As soon as she is healed, Simon’s mother-in-law responds in an amazing way, which is almost entirely lost in translation.  She ministers to Jesus and his companions.  The word has appeared already in Mark’s Gospel, of the angels who ministered to Jesus at the end of his forty-day fast in the wilderness.  This happens very rarely in the Gospels – the woman who prepares Jesus’ body for burial before his death, pouring perfume on his feet, does so; and so, I suppose it could be argued, do those who offer a drink to Jesus as he experiences thirst during his crucifixion – but Simon’s mother-in-law is the first person who realises that part of what it means to be church is to minister first-and-foremost to Jesus.  That if we do things for people but miss that in that way we are serving Jesus, we’ve missed it.  This is our first ministry: to make who we are – our gifts, our passions, our experience, what we can offer – available to Jesus, who has made himself available to us.  Just as it is true that from time to time all of us will experience the inability to do, so it is also true that all of us have much to offer.  This, to, is part of what it means to be church.

As a result of what happened, lots of other people turned up and were healed.  We are told that they came after sunset.  This is important: in the Jewish understanding, the day begins at sunset (this is why in Genesis 1 it says, “And it was evening, and it was morning: the first - etc. – day”).  Here we see the beginning of a new day: God is doing a new thing, working with and through a renewed community.

But Simon does what the church has had a tendency to do ever since: he concludes that the thing that Jesus has done is the thing that he wants to be done.  That is, having seen that people gathered to the church and were healed, Simon assumes that this is the agenda for the church: but it isn’t.  Jesus says, no: we need to go out, be sent out, to the surrounding villages.  The church is sent.  The gathered church is family, come together to bring Jesus to one another for healing and strengthening, and to minister to Jesus and his companions, and so to be sent out again.  This, too, is part of what it means to be church.

Over the past six months, literally hundreds of people have come into our church building, on a variety of regular- and one-off occasions.  And very, very, few have had their lives transformed by meeting Jesus as a result, in any way that they or others can measure (e.g. comparatively) or testify to.  In fact, where people’s lives have been transformed – and quite dramatically – it has been where they have happened upon a family-time gathering and encountered Jesus; not on those occasions where the family has been overwhelmed by visitors, which tends only to result in resentment.  Perhaps we need to rediscover what it means to be church?

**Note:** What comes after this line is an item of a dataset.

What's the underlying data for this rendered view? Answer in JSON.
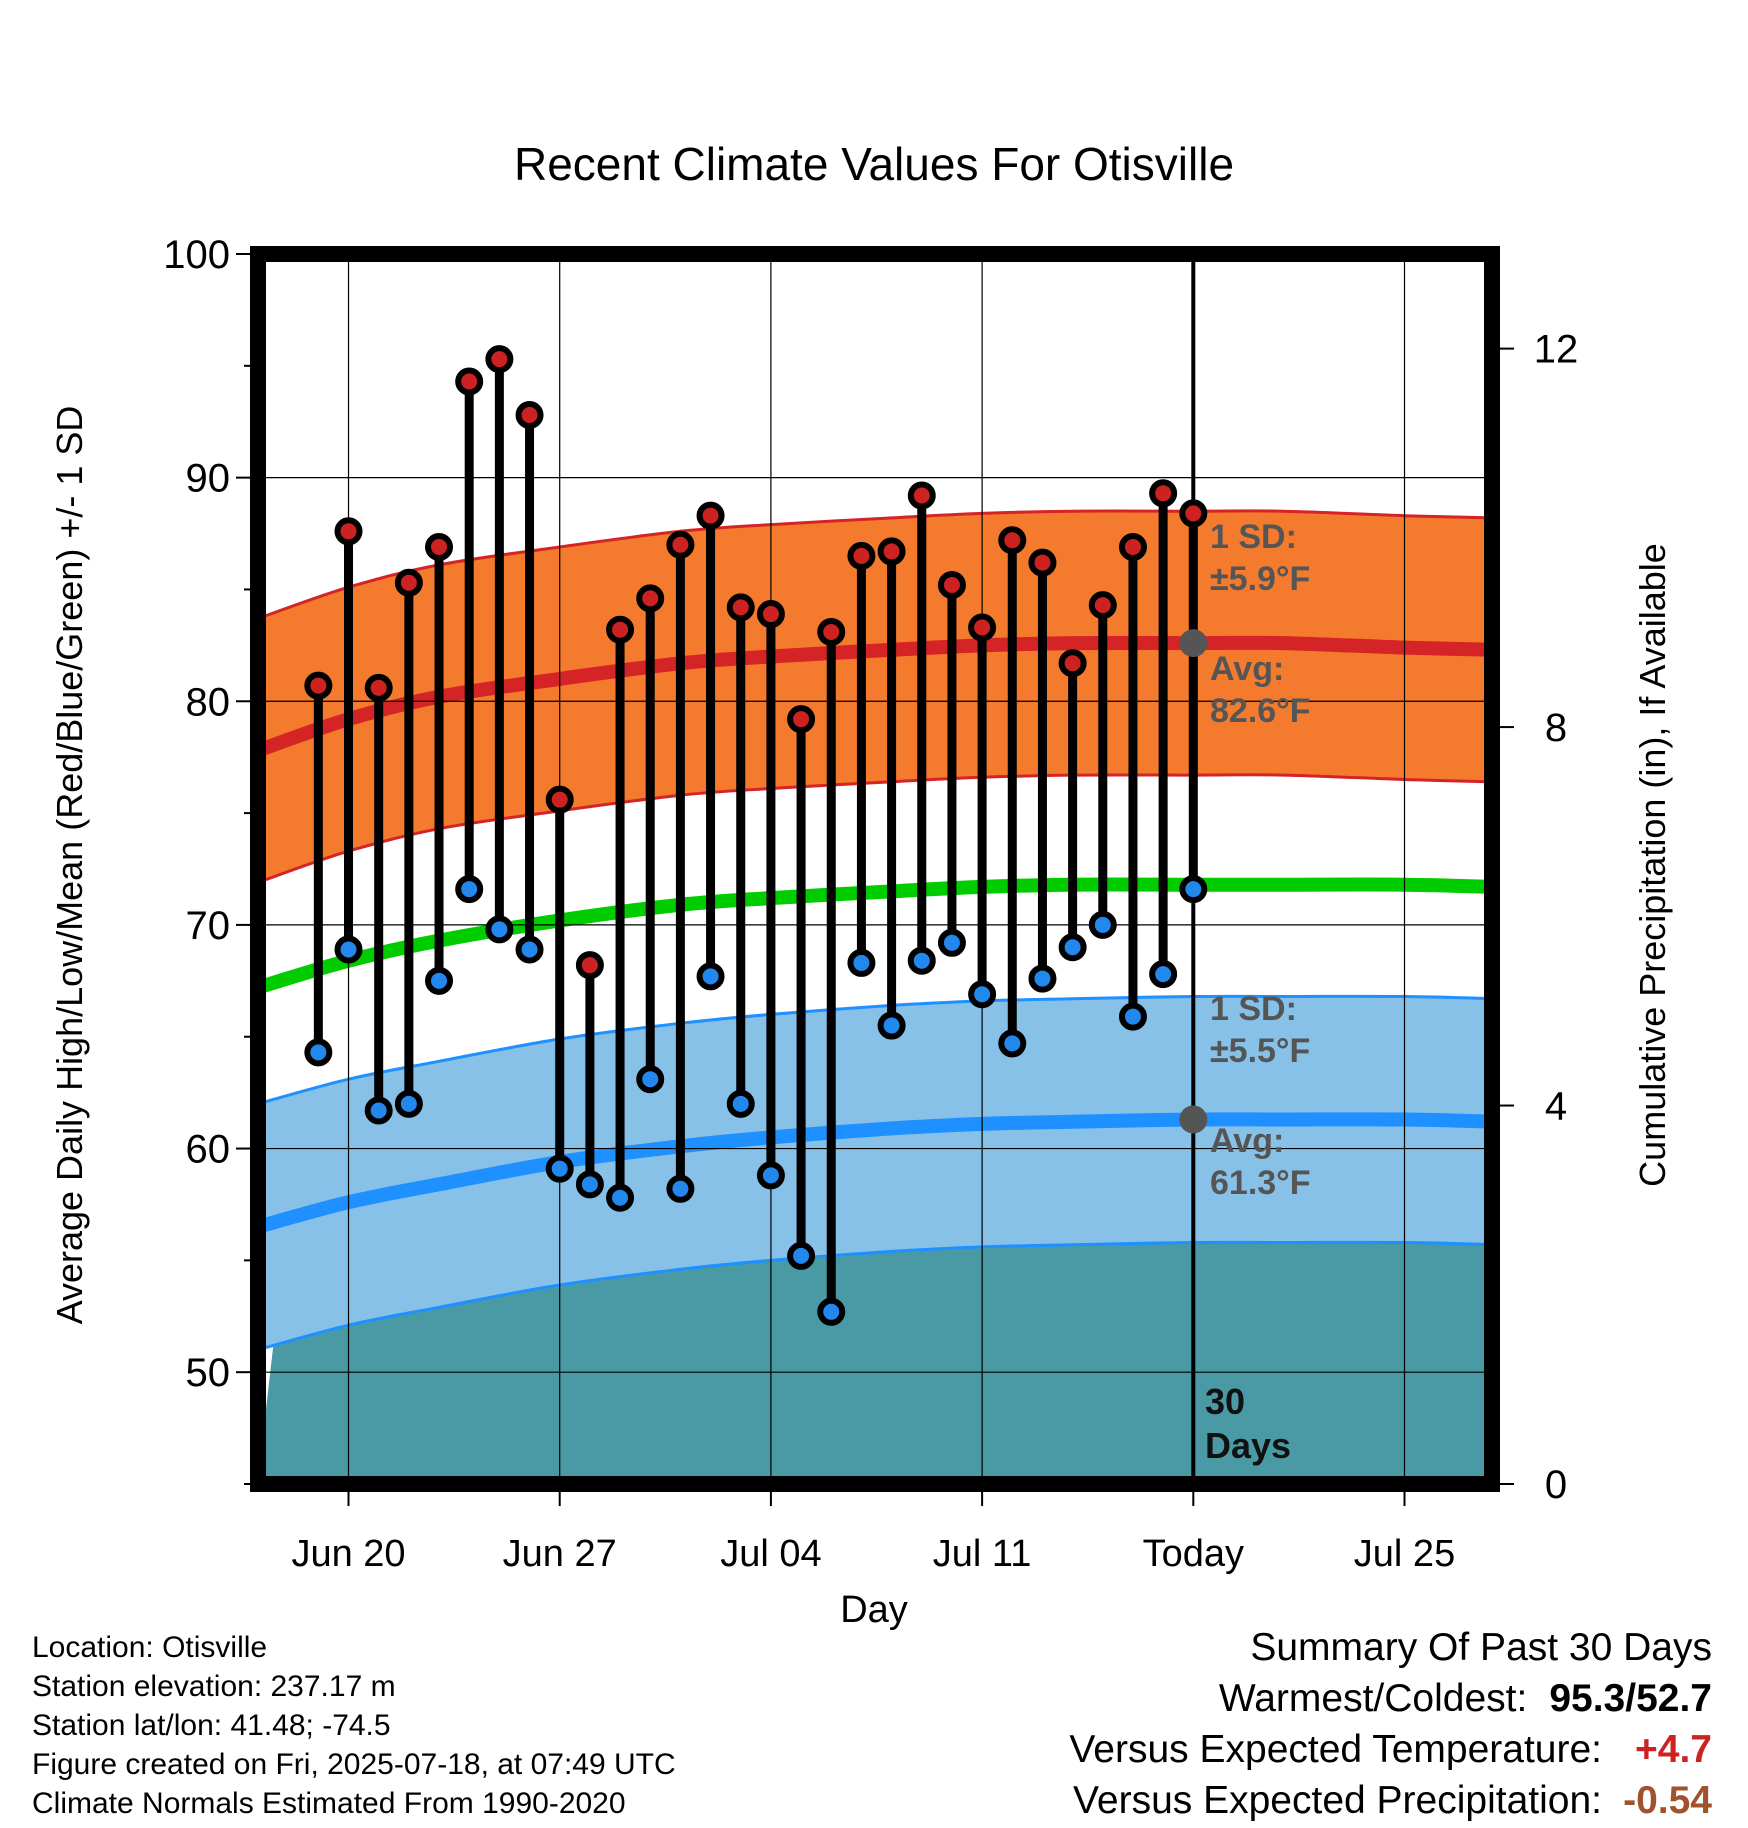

Here, at the very beginning, we discover that the church is meant to be a three-dimensional community, described by the presence of height, depth, and breadth:

UP-ward space: attending to loving God by ministering to Jesus, making ourselves (our homes; our gifts; our lives) available to him; and

IN-ward space: attending to loving ourselves by bringing the healing presence of Jesus to one another; and

OUT-ward space: attending to loving our neighbours by going out, together, carrying good news with us.

In what circumstance do you need others to bring Jesus to you?  How might you offer yourself to minister to his needs?  And to whom, and with whom, is he leading you out from the church into the world?